31 As had occurred in Muir No 1, the Supreme Court in Muir No 2, reversed a Tribunal decision upholding the Commissioner's assessment. The provision under notice was the Victorian equivalent of s 16C(a). We accept, as did the court in Muir No 2, that s 16C(a) and (b) manifest a contrary intention such that the singular does not include the plural.
32 We do not consider that the decision now under appeal is contrary to the decision in Muir No 2. In our view the Tribunal approached the question by looking at the question of a connection on a one-to-one basis. This is consistent with the construction that the use of the singular in s 16C(a) and (b) is deliberate, and not subject to the usual rule that the singular includes the plural.
33 There is nothing in our view in Muir No 2 to support the proposition that Meriton could, somehow, be said to have an employer-employee relationship with one or more of the applicants of the kind contemplated by s 16C(a) or (b).
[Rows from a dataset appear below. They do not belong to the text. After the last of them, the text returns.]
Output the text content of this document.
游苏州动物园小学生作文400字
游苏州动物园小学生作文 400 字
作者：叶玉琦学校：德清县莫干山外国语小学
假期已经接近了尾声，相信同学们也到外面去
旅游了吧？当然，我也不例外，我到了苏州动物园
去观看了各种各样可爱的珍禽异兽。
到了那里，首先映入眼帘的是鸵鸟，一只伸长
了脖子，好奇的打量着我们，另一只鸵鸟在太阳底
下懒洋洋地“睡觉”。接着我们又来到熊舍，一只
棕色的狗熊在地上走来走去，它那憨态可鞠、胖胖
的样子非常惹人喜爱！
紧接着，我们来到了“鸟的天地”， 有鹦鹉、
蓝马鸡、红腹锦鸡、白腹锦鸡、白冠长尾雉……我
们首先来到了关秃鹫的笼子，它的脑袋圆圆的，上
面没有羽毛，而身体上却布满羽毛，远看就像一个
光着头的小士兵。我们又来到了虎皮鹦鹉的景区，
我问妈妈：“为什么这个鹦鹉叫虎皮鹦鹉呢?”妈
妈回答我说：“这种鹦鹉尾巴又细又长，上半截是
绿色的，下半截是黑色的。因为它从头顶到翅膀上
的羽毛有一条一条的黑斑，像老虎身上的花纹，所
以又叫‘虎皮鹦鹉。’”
No doubt the services supplied by Tommac benefited Meriton in the sense that they advanced Meriton projects. It does not, in our view, follow that the relationship between Tommac and Meriton meets the requirement of s 16C(a) that they were provided 'solely or mainly for or in connection with a business carried on by that employer'.
34 Some practical judgment has to be brought to the question of what is contemplated by the term 'employer'. There are gradations of 'employment' in the conduct of a building project. There is no suggestion of any connection between Meriton and Tommac that might be said to make Tommac somehow subservient to Meriton in relation to the performance of its work. There is no evidence, for example, of a shareholding or ownership connection, or possibly close familial ties; and there is no evidence of any specific directions being given as to the performance of the skilled work. The relationship appears to be a classic one of principal-independent contractor. In our view, without more, that is not the sort of relationship to which the grouping provisions are directed. Meriton was not bound in any way to give work to Tommac.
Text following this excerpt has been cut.